After conducting the interviews with the volunteers about the outreach programme and subsequently squeezing my creative juices to produce the article, my first piece of tangible work for the organisation was finally completed. And this also signalled the start of my writing journey in Tzu Chi in the months to come. With the help of my fellow colleagues in the media team, I went on to write many more articles in the first six months, covering a wide variety of stories and angles. These included feature stories on several Tzu Chi establishments such as Jing Si Café, Great Love Student Care Centre and Tzu Chi Eco-Awareness Centre, just to name a few. The area of human interest stories was also something I was involved in and it was through this where I uncovered plenty of insights about the lives of several volunteers and staff.   
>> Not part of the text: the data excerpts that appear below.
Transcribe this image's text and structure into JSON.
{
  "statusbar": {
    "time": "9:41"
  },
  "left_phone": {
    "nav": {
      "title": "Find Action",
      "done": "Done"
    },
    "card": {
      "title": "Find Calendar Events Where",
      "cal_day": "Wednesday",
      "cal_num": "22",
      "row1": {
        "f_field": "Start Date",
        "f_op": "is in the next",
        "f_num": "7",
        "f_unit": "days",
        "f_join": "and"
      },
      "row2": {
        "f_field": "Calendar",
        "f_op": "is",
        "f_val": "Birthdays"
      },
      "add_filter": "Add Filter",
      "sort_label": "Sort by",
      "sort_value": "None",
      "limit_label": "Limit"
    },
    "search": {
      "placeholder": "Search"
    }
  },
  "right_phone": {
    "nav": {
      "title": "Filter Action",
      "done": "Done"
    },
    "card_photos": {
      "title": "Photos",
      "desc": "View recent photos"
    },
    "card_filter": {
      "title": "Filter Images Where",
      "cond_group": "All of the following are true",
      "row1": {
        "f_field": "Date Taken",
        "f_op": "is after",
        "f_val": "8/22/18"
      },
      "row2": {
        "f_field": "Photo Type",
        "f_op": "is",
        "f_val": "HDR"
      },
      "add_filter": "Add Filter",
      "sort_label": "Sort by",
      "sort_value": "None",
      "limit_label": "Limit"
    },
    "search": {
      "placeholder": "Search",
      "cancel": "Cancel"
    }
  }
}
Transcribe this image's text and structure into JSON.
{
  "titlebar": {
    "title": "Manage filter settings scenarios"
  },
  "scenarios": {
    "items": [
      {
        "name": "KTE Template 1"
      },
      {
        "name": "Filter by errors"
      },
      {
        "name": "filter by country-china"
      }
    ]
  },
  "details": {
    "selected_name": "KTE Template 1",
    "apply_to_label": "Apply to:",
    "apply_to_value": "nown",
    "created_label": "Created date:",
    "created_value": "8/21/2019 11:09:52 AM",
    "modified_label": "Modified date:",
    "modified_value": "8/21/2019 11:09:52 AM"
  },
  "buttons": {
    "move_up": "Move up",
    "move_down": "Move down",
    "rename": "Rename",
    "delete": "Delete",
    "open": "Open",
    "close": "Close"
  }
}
 One of the events I covered was when Tzu Chi celebrated National Day with migrant workers. (Photo by Li Fumin)

Beyond writing, the other work that I was assigned to has also brought me new knowledge and skills. Tasks such as copywriting, translation editing and handling media relations were not things that I was heavily exposed to in the past, and my time in Tzu Chi thus far has allowed me to develop these new skillsets.  

Adjusting to a new environment will never be straightforward but the support from helpful staff and volunteers along the way has made my work much easier. Through my job, I have also been able to have a close-up view of the work done by Tzu Chi and it has allowed me to find greater meaning in my own work as well. Perhaps, it is this ability to derive deeper value which has provided the impetus for me to produce good work. Thus, I was pleasantly surprised when I found out that one of my articles about Jing Si Café was statistically Tzu Chi’s second most-read English article for 2021.

On a personal level, that was indeed something to cheer about but more importantly, it would serve as motivation towards producing better work in the future. Six months into my first job, it is safe to say that I have picked up many learning pointers, both tangible and intangible. While we can never predict the future, I hope to still continue the learning process at Tzu Chi on both professional and personal fronts in the months ahead.